Patients with type 2 diabetes mellitus (T2DM) have impaired wound healing owing to the dominance of the proinflammatory M1 macrophage phenotype. New research reveals that, under diabetic conditions, lysine-specific demethylase 6B (also known as JMJD3) demethylates the lysine 27, histone 3 (H3K27Me3) mark that supresses IL-12 expression, which results in increased IL-12 production and polarization of macrophages to an M1 phenotype.

“Macrophages isolated from patients with T2DM produce excess proinflammatory mediators; however, the molecular mechanisms that programme and sustain these phenotypes were unclear,” explains lead author Katherine Gallagher.

Gallagher's team showed that bone-marrow-derived (BMD) stem or progenitor cells and macrophages from glucose intolerant, obese mice had significantly reduced H3K27 methylation in the IL-12 promoter region.
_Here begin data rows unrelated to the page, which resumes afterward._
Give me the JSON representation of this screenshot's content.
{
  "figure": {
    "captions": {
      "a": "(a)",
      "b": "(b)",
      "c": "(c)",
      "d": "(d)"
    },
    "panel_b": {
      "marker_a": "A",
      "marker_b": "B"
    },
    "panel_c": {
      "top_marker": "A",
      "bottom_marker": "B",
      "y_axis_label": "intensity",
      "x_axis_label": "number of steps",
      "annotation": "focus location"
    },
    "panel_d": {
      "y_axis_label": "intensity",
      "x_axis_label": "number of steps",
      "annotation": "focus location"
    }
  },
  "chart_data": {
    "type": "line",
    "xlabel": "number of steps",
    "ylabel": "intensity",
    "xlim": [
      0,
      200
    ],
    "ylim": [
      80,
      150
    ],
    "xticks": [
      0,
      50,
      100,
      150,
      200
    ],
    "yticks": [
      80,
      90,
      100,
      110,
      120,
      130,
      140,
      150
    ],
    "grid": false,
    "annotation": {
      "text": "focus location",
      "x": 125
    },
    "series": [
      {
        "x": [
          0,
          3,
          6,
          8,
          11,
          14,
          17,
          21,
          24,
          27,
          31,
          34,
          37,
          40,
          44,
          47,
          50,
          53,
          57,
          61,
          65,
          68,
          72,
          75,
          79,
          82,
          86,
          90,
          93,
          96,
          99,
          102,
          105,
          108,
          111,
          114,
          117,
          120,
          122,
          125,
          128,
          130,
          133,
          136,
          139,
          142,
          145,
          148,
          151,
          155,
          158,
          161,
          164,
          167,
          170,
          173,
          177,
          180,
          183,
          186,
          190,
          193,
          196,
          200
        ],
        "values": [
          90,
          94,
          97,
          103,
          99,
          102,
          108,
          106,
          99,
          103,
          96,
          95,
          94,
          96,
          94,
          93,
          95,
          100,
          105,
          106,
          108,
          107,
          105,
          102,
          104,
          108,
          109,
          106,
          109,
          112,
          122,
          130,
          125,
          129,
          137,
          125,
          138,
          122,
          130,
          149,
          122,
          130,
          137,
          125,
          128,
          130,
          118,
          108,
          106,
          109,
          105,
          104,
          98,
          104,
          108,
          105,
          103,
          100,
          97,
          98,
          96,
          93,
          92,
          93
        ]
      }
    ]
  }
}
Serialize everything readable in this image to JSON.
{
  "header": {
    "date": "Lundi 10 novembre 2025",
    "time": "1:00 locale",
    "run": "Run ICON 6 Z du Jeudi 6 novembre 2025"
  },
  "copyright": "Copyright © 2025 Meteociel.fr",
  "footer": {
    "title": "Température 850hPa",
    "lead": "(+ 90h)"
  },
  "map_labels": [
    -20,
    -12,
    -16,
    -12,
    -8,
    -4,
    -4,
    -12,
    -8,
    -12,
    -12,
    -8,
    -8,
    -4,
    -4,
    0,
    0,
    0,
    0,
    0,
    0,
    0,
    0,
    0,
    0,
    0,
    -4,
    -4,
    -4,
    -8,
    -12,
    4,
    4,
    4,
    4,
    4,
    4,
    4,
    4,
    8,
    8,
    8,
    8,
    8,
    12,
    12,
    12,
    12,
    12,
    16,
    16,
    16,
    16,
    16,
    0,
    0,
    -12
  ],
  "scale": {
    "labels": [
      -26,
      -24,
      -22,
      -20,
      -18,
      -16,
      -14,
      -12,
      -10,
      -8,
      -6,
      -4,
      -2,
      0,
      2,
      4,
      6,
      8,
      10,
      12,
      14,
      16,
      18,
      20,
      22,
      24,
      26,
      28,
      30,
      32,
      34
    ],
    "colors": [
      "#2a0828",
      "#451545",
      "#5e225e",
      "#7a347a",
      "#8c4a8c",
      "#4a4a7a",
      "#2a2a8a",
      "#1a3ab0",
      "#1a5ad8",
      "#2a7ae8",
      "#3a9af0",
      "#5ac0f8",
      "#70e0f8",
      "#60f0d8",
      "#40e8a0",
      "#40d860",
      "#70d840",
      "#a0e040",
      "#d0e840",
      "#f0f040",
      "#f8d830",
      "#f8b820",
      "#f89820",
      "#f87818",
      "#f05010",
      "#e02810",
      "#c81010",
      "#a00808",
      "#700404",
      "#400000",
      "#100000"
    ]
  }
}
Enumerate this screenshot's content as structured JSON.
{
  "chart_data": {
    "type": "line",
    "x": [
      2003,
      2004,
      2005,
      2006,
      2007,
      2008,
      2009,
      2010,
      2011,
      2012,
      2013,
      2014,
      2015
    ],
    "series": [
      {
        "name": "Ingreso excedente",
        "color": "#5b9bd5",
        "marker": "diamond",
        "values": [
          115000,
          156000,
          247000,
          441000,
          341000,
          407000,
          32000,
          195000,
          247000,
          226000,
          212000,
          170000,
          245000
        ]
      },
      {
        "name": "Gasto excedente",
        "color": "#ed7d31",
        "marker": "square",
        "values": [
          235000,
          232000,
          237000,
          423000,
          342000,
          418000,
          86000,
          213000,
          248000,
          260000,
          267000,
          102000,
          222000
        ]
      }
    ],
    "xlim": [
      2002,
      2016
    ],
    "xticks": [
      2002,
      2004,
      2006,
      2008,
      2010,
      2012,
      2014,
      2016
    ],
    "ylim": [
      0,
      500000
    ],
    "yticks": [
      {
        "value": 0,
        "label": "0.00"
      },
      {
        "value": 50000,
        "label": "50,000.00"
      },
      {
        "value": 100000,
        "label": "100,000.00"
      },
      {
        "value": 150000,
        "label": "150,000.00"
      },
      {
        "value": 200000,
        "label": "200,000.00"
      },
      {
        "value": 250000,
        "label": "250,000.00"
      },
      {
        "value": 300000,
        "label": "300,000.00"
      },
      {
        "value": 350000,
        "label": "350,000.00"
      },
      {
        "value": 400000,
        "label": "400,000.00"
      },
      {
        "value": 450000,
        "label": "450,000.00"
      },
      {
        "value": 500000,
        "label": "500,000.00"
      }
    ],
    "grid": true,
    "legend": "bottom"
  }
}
In the same cells, and in BMD cells from patients with T2DM, significantly increased JMJD3 and IL12 gene expression were also apparent. Inhibition of JMJD3 resulted in a significant reduction in IL12 expression in mouse BMD cells. “The H3K27Me3 epigenetic mark is passed on to more-differentiated recruited macrophages found in the wound tissue. Thus, peripheral tissue is 'preprogrammed' towards chronic inflammation,” Gallagher explains. This finding suggests the H3K27Me3 mark might set a 'metabolic memory' in chronic wound inflammation and other inflammatory diabetic complications. “These mechanisms may provide a novel explanation for the altered clinical phenotypes associated with the pathology of diabetic wounds,” Gallagher concludes.